Streaming SQL Database Company Materialize Raises $40 Million

By Dan Anderson • Dec 4, 2020
  • Streaming SQL database company Materialize announced that it has raised $40 million in funding.

Streaming SQL database company Materialize announced that it has raised $40 million in funding — which will be used to grow its engineering team, prepare the business for growth, and extend product rollout. Bucky Moore of Kleiner Perkins led the $32 million Series B round. And Lightspeed Venture Partners also participated in the B round after Ravi Mhatre led the Series A investment in 2019. The additional investors include executives from Cockroach Labs, Datadog, and Rubrik.

Gartner pointed out that by 2022, most major new business systems will use streaming data to improve decision making whether it is delivering personalized experiences, accurately identifying fraud, building predictive AI, or discovering new business opportunities, the ability to run complex queries on multiple streams of data is critical to making better decisions. And Materialize makes it simple for any business to use streaming data while accelerating time to value.

In an industry where “real-time” has become a vague marketing claim, Materialize provides businesses with millisecond response times, accelerating time-to-value and enabling decision makers to confidently predict results instantaneously. And any developer or analyst who uses Materialize can easily understand streaming data, answer complex questions and build intelligent applications using standard technology.

Materialize is known as the first standard SQL interface for streaming data available to engineers looking to build complex queries and multiway joins without specialized skills or microservices. And unlike other streaming data platforms that claim to be real-time, Materialize computes and incrementally maintains data as it is generated so query results are accessible the moment they are needed. This approach is known for providing businesses with correct answers in milliseconds without interference from late-arriving data.

Launched in 2019 in New York City, the Materialize team includes engineers who were early employees of Cockroach Labs, Datadog, Dropbox, Pure Storage and YouTube. And Frank McSherry, co-founder and chief scientist of Materialize was previously at Microsoft Research Silicon Valley where he co-invented Differential Privacy and led the Naiad project. Timely Dataflow (also created by McSherry) and Differential Dataflow serve as the basis of Materialize. And he has won numerous awards for advanced distributed computing and data privacy. 
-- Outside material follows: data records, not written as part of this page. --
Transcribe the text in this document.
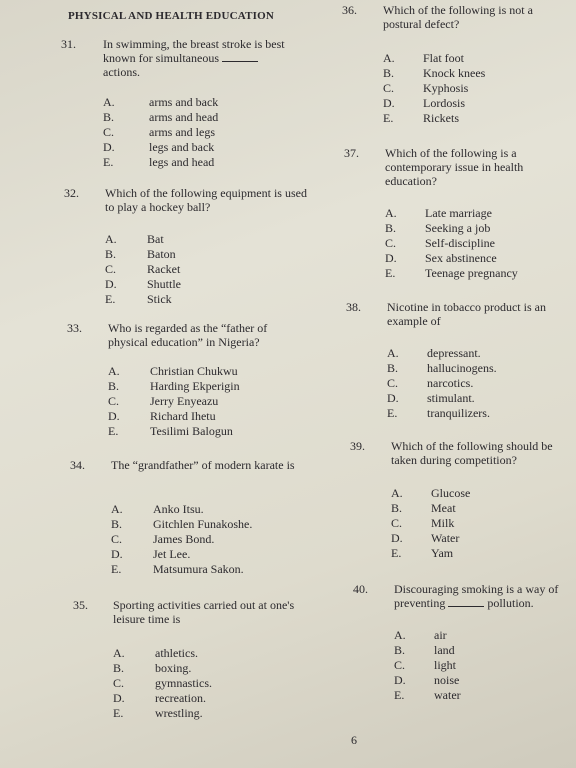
PHYSICAL AND HEALTH EDUCATION
31. In swimming, the breast stroke is best known for simultaneous  actions.
A.	arms and back
B.	arms and head
C.	arms and legs
D.	legs and back
E.	legs and head
32. Which of the following equipment is used to play a hockey ball?
A.	Bat
B.	Baton
C.	Racket
D.	Shuttle
E.	Stick
33. Who is regarded as the “father of physical education” in Nigeria?
A.	Christian Chukwu
B.	Harding Ekperigin
C.	Jerry Enyeazu
D.	Richard Ihetu
E.	Tesilimi Balogun
34. The “grandfather” of modern karate is
A.	Anko Itsu.
B.	Gitchlen Funakoshe.
C.	James Bond.
D.	Jet Lee.
E.	Matsumura Sakon.
35. Sporting activities carried out at one's leisure time is
A.	athletics.
B.	boxing.
C.	gymnastics.
D.	recreation.
E.	wrestling.
36. Which of the following is not a postural defect?
A. Flat foot
B. Knock knees
C. Kyphosis
D. Lordosis
E. Rickets
37. Which of the following is a contemporary issue in health education?
A. Late marriage
B. Seeking a job
C. Self-discipline
D. Sex abstinence
E. Teenage pregnancy
38. Nicotine in tobacco product is an example of
A. depressant.
B. hallucinogens.
C. narcotics.
D. stimulant.
E. tranquilizers.
39. Which of the following should be taken during competition?
A. Glucose
B. Meat
C. Milk
D. Water
E. Yam
40. Discouraging smoking is a way of preventing	pollution.
A. air
B. land
C. light
D. noise
E. water
6
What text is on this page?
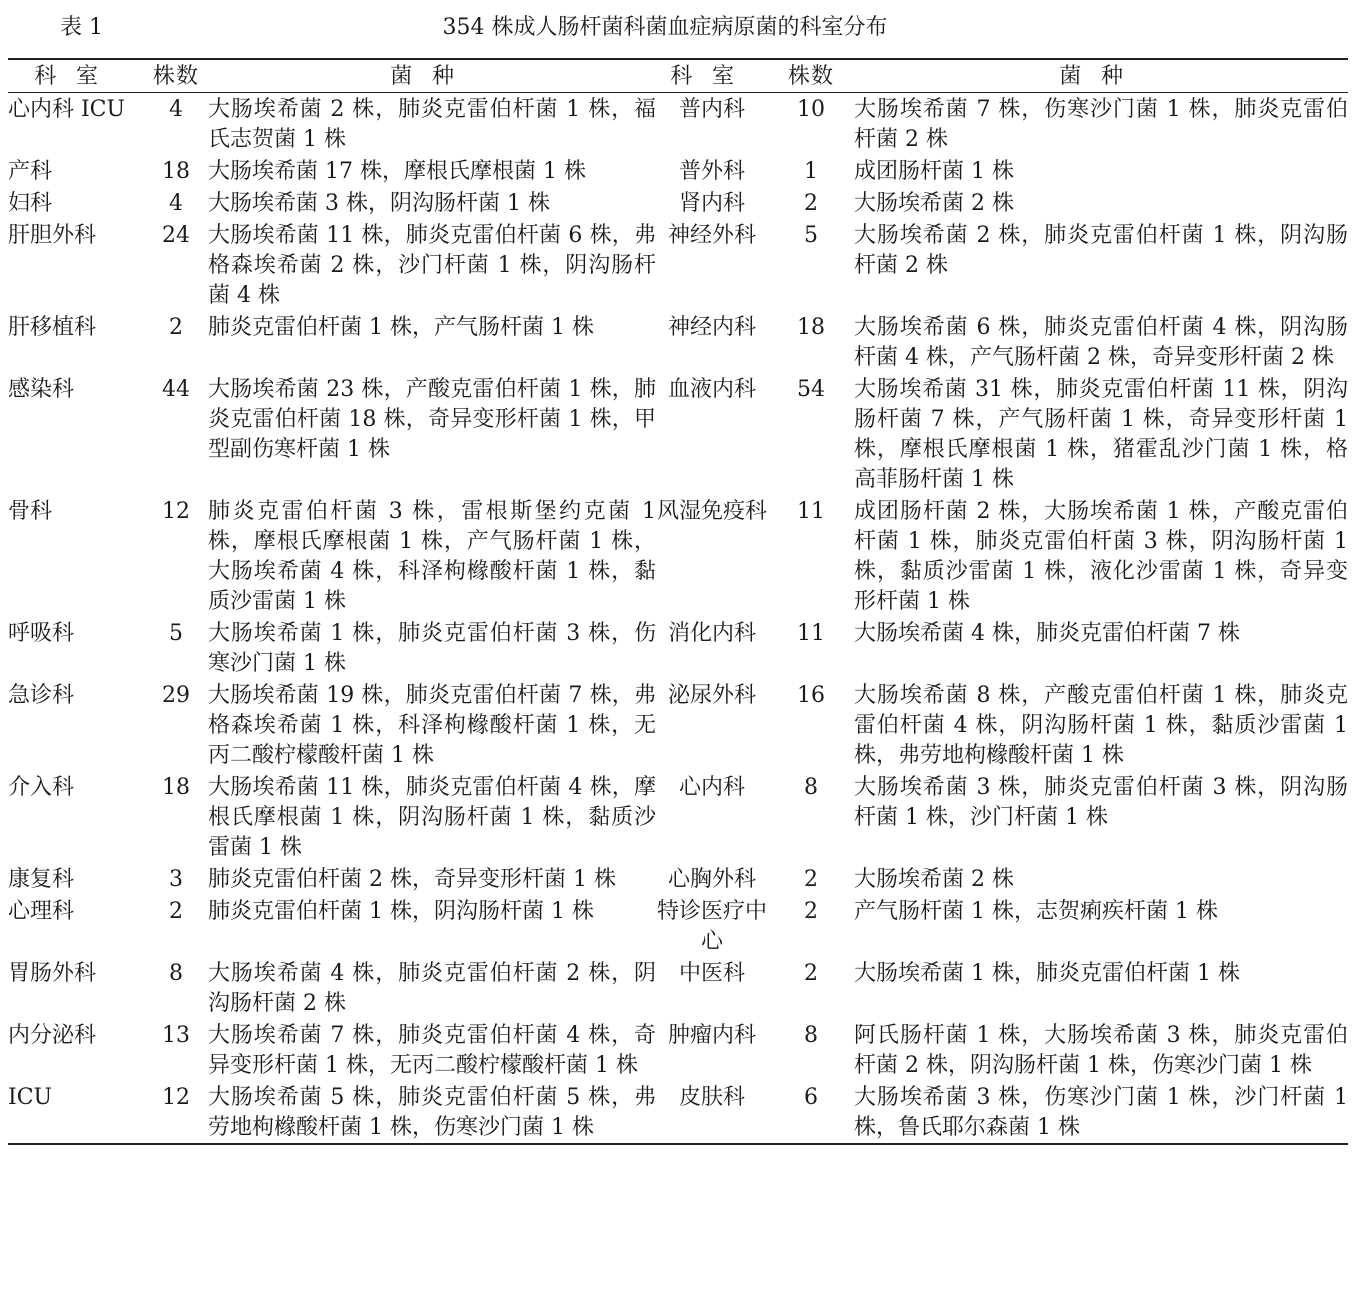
表 1	354 株成人肠杆菌科菌血症病原菌的科室分布
科室	株数	菌种	科室	株数	菌种
心内科 ICU	4	大肠埃希菌 2 株，肺炎克雷伯杆菌 1 株，福氏志贺菌 1 株	普内科	10	大肠埃希菌 7 株，伤寒沙门菌 1 株，肺炎克雷伯杆菌 2 株
产科	18	大肠埃希菌 17 株，摩根氏摩根菌 1 株	普外科	1	成团肠杆菌 1 株
妇科	4	大肠埃希菌 3 株，阴沟肠杆菌 1 株	肾内科	2	大肠埃希菌 2 株
肝胆外科	24	大肠埃希菌 11 株，肺炎克雷伯杆菌 6 株，弗格森埃希菌 2 株，沙门杆菌 1 株，阴沟肠杆菌 4 株	神经外科	5	大肠埃希菌 2 株，肺炎克雷伯杆菌 1 株，阴沟肠杆菌 2 株
肝移植科	2	肺炎克雷伯杆菌 1 株，产气肠杆菌 1 株	神经内科	18	大肠埃希菌 6 株，肺炎克雷伯杆菌 4 株，阴沟肠杆菌 4 株，产气肠杆菌 2 株，奇异变形杆菌 2 株
感染科	44	大肠埃希菌 23 株，产酸克雷伯杆菌 1 株，肺炎克雷伯杆菌 18 株，奇异变形杆菌 1 株，甲型副伤寒杆菌 1 株	血液内科	54	大肠埃希菌 31 株，肺炎克雷伯杆菌 11 株，阴沟肠杆菌 7 株，产气肠杆菌 1 株，奇异变形杆菌 1 株，摩根氏摩根菌 1 株，猪霍乱沙门菌 1 株，格高菲肠杆菌 1 株
骨科	12	肺炎克雷伯杆菌 3 株，雷根斯堡约克菌 1 株，摩根氏摩根菌 1 株，产气肠杆菌 1 株，大肠埃希菌 4 株，科泽枸橼酸杆菌 1 株，黏质沙雷菌 1 株	风湿免疫科	11	成团肠杆菌 2 株，大肠埃希菌 1 株，产酸克雷伯杆菌 1 株，肺炎克雷伯杆菌 3 株，阴沟肠杆菌 1 株，黏质沙雷菌 1 株，液化沙雷菌 1 株，奇异变形杆菌 1 株
呼吸科	5	大肠埃希菌 1 株，肺炎克雷伯杆菌 3 株，伤寒沙门菌 1 株	消化内科	11	大肠埃希菌 4 株，肺炎克雷伯杆菌 7 株
急诊科	29	大肠埃希菌 19 株，肺炎克雷伯杆菌 7 株，弗格森埃希菌 1 株，科泽枸橼酸杆菌 1 株，无丙二酸柠檬酸杆菌 1 株	泌尿外科	16	大肠埃希菌 8 株，产酸克雷伯杆菌 1 株，肺炎克雷伯杆菌 4 株，阴沟肠杆菌 1 株，黏质沙雷菌 1 株，弗劳地枸橼酸杆菌 1 株
介入科	18	大肠埃希菌 11 株，肺炎克雷伯杆菌 4 株，摩根氏摩根菌 1 株，阴沟肠杆菌 1 株，黏质沙雷菌 1 株	心内科	8	大肠埃希菌 3 株，肺炎克雷伯杆菌 3 株，阴沟肠杆菌 1 株，沙门杆菌 1 株
康复科	3	肺炎克雷伯杆菌 2 株，奇异变形杆菌 1 株	心胸外科	2	大肠埃希菌 2 株
心理科	2	肺炎克雷伯杆菌 1 株，阴沟肠杆菌 1 株	特诊医疗中心	2	产气肠杆菌 1 株，志贺痢疾杆菌 1 株
胃肠外科	8	大肠埃希菌 4 株，肺炎克雷伯杆菌 2 株，阴沟肠杆菌 2 株	中医科	2	大肠埃希菌 1 株，肺炎克雷伯杆菌 1 株
内分泌科	13	大肠埃希菌 7 株，肺炎克雷伯杆菌 4 株，奇异变形杆菌 1 株，无丙二酸柠檬酸杆菌 1 株	肿瘤内科	8	阿氏肠杆菌 1 株，大肠埃希菌 3 株，肺炎克雷伯杆菌 2 株，阴沟肠杆菌 1 株，伤寒沙门菌 1 株
ICU	12	大肠埃希菌 5 株，肺炎克雷伯杆菌 5 株，弗劳地枸橼酸杆菌 1 株，伤寒沙门菌 1 株	皮肤科	6	大肠埃希菌 3 株，伤寒沙门菌 1 株，沙门杆菌 1 株，鲁氏耶尔森菌 1 株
The company has early customers using its products for real-time data visualization, financial modeling, and to advance various SaaS applications in martech, logistics, and enterprise resource planning.

KEY QUOTES:

“A company’s ability to use real-time data for insights and value will determine which companies lead their respective industries in the years ahead. When the world changes quickly, you need a way to interpret the chaos and make the right decisions quickly. Our mission is to make real-time information simple and accessible so businesses can easily identify what’s important.”

— Arjun Narayan, co-founder and CEO of Materialize

“Every business is going to be a real-time business within the next few years, but current approaches require compromises between cost, speed and skills to get there. The Materialize team has been studying this problem for a decade and has built a unique approach that puts them in a strong position to fulfill the massive potential of streaming data without requiring compromises by engineering teams.”